For most of us, however, seasickness is a very real condition. And that makes cruising a lot like drinking margaritas. You know it’s possible — even probable — that you’ll feel pretty lousy at some point but it’s just so much darn fun, you don’t care.

It’s widely believed that the smaller the vessel, the greater the likelihood of being hit with a bout of seasickness, but I haven’t found that to be the case. In fact, my worst moments of mal de mer came during a Caribbean sailing aboard a megaship that held 4,000 passengers while, the following year, a Wind Surf North Atlantic sailing through force-10 storms and 40-foot seas didn’t affect me at all (other than making me walk like I was drunk, which I might very well have been).

Some say you can avoid seasickness by booking a mid-ship cabin on a lower deck and chewing ginger, neither of which screams “vacation” to me. And since seasick medicine, whether pill or patch, contains drugs that make me so sleepy that I miss half the cruise, I prefer to just skip dinner, breathe deeply, and avoid watching the crashing waves and bouncing horizon.
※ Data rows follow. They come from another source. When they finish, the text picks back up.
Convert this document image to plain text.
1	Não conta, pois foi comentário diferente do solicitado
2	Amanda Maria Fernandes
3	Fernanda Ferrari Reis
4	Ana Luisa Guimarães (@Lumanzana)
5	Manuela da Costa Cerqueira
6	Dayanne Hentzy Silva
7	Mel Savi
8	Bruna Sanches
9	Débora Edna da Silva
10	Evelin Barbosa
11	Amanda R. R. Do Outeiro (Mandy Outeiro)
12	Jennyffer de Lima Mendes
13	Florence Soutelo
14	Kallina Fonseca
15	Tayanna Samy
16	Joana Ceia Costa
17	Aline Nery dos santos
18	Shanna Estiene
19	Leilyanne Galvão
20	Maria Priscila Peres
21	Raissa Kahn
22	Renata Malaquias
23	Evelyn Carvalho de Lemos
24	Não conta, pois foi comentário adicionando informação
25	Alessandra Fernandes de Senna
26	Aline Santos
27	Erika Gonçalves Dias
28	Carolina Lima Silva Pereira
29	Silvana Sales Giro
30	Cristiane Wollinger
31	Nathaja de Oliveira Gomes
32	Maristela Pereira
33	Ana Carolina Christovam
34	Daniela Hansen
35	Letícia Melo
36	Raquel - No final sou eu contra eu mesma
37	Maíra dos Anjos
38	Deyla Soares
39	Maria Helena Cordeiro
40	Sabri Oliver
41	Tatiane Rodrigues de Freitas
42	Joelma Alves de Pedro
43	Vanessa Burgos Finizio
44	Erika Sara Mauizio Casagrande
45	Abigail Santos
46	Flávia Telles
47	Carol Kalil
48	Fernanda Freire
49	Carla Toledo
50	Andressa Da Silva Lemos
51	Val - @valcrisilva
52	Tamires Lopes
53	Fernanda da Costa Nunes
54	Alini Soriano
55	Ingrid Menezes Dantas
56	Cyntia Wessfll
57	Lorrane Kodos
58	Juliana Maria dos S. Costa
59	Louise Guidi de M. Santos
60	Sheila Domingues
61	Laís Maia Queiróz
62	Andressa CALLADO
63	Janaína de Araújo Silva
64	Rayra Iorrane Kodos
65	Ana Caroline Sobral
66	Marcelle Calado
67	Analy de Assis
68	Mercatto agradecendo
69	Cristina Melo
The good thing about seasickness? It’s a temporary condition and, really, who of us aboard ship can’t afford to miss a meal or two? Trust me. No matter how unwell you feel, your nasty symptoms will magically disappear the moment you pull into a sun-drenched — and stationary — port the following morning.

And that’s what makes cruising a whole lot smarter than drinking margaritas.